You Can’t Stop Fascism by Limiting Basic Rights: Our Stance
Expanding the reach of the white supremacist police state and taking away our rights undermines our democracy.
Image by Joshua Koblin: A black lives matter protester holding a sign that says “History will repeat Itself unless we stop it!”
How the US acts in response to crisis sets precedents that we live with well beyond the moment. Fear during a crisis often compels rapid, ill-advised action. Many of the worst tools used by those who seek to undermine our democracy were born in the aftermath of 9/11, with the hasty consent of Congress.
Crisis is a test of us as a country—and historically we have failed. We are now on the cusp of a slower-moving, but no less dire crisis than the Capitol riot: the crisis of squandering momentum in shortsighted action.
In the coming weeks, we fully expect that Democrats and Republicans will demand more surveillance, more powers for police and FBI, and more government-mandated censorship of our public discourse online. They will do this out of the misguided belief that dismantling the mechanisms of protest, speech, and resistance in this country will make us safer. Unfortunately, these oppressive, authoritarian actions disproportionately endanger the wrong people—those fighting for racial equity, clean water, and a sustainable future.

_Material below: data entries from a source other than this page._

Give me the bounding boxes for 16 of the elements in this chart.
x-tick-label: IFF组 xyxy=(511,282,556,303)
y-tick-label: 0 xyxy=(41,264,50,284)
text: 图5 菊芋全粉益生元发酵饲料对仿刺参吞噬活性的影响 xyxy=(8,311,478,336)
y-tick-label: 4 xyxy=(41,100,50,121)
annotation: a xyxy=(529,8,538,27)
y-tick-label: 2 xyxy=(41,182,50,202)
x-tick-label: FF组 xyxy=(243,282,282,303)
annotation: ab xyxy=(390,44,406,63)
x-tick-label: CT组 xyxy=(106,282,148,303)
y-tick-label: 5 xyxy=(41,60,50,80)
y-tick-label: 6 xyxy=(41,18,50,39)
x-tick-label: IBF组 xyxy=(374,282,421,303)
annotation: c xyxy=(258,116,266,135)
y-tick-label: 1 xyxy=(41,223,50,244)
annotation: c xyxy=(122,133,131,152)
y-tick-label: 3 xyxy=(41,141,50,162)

Censorship always silences marginalized voices first, whether the legislation is SOPA/PIPA, SESTA/FOSTA, or the repeal of Section 230. Surveillance always criminalizes Black, brown, Muslim, and LGBTQ+ dissent the most—and funding expanded surveillance leads to universally harmful technologies like facial recognition or the bulk data collection revealed by Edward Snowden. Expanded policing deepens the systemic injustice that plagues this nation, devouring resources desperately needed for community development and advancement.
White supremacists like those who took the Capitol are not a new phenomenon for the communities most impacted, although they may be seen as new by white people who suffer fewer of their effects. White supremacists have employed violent tactics throughout the history of this country with the intent of disrupting democracy and denying equal representation to communities of color. The disruption we are experiencing is a symptom of a larger ill. The systemic empowerment and validation of white supremacy and supremacists is what has led to centuries of racial and economic violence, conditions under which democracy simply cannot thrive.
Attacking the right to protest and the right of free speech is what democrats and republicans will knee-jerk to in the coming days. What they should attack instead are our failed institutions that are grounded in white supremacy.
White supremacy deals in economies of artificial scarcity to divide people. It insists that there are not enough human rights to go around. Artificial scarcity is at the heart of Capitol rioters’ choice to “take care of their own” by blaming other everyday people for their suffering. White supremacy displaces victimization onto the most powerful in a community, granting them permission to defend and perpetuate unbearable economic violence.
Our electoral system is a white supremacist system. Our criminal/judicial system is another. A third is surveillance capitalism. All those who point out that there is something wrong with the amplification of hate on the internet are correct—but individual speech isn’t the problem. Calls for censorship are little more than victim-blaming in a surveillance capitalist system where the economic violence is extracting views and clicks from humans with algorithms that prioritize hateful messages.
The scarcity of electoral resources is artificial. The scarcity of justice is artificial. The scarcity of space online to grow the goodness of humanity is artificial. All of these artificial scarcities are a traditional hallmark of a white supremacist institution.
And the impacts of white supremacy-fueled culture war on our democracy, on our public discourse, on justice and on our human rights, will all only get worse until we address the root cause of this artificial scarcity. We have to reimagine these institutions, and doing so can only happen on a foundation that centers the basic rights and needs of people.
So we call on democrats, who now have a mandate for reform and no excuses across all three branches of government: start with what people need, and rebuild institutions from there. Reform the internet, starting with rights to access, privacy, and free speech. Reform the electoral system, starting with the right to equal representation. Reform the judicial system, starting with the right to justice.
Don’t take away rights out of fear. Fear is how this moment happened in the first place.